Car en définitive c’est sans doute en investissant les TICE et en les astreignant à de nouvelles fonctions que l’éducateur permettra à de nouveaux apprentissages d’émerger.
C. Beslisle5 interroge sur le fait de savoir si la question de la modernisation de l’école est bien posée. Elle indique qu’il serait plus intéressant de s’attacher à la logique culturelle plutôt que de rester sur l’étude des technologies elles-mêmes. « Entrer dans la culture numérique aujourd’hui, ce n’est pas tant avoir un ordinateur et une connexion Internet6 que de savoir comment se mouvoir dans un univers informationnel pluriculturel. Connaître aujourd’hui, c’est accéder à l’information, non pas par exposition, mais par découverte active, par manipulations de micromondes et de simulations, par exploration, tri autour d’un projet, encadré par une réflexion critique7 ».

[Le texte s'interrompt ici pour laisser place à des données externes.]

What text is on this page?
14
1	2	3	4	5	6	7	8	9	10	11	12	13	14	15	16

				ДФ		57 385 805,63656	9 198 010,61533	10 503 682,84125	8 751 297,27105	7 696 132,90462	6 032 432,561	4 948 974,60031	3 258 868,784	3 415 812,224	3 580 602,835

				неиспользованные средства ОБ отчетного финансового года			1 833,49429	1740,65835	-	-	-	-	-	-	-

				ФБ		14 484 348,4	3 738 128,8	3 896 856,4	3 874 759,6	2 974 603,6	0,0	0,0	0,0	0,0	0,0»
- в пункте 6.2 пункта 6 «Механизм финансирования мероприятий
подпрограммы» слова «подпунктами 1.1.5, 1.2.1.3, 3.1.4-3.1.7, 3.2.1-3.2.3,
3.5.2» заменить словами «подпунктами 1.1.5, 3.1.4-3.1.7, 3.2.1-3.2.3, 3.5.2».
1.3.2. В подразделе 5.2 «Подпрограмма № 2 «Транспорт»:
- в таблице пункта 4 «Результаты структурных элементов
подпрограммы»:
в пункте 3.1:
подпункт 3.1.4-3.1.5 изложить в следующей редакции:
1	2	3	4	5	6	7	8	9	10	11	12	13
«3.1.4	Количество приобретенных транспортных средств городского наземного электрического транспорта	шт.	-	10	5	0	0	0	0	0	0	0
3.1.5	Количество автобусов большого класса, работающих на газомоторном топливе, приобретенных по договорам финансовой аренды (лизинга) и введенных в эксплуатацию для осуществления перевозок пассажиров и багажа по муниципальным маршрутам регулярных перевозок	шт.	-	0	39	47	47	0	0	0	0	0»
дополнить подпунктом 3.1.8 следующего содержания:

Nous serons attentifs à déceler chez l’enseignant ce qui le conduit à « manipuler » l’outil technologique pour que ce dernier soit inséré dans un contexte plus large qui pourra englober la notion de pédagogie par le projet, interactive, afin de lui donner une véritable orientation pédagogique.
Selon J-F Noubel8 (2004), « nous arrivons à un tournant, de plus en plus de technologies émergentes sont relationnelles. Elles nous permettent de diffuser du signe et du sens de plus en plus fidèle à notre singularité, à notre intériorité, tout en nous
inscrivant dans la construction d’un nouvel écosystème relationnel et sociétal ».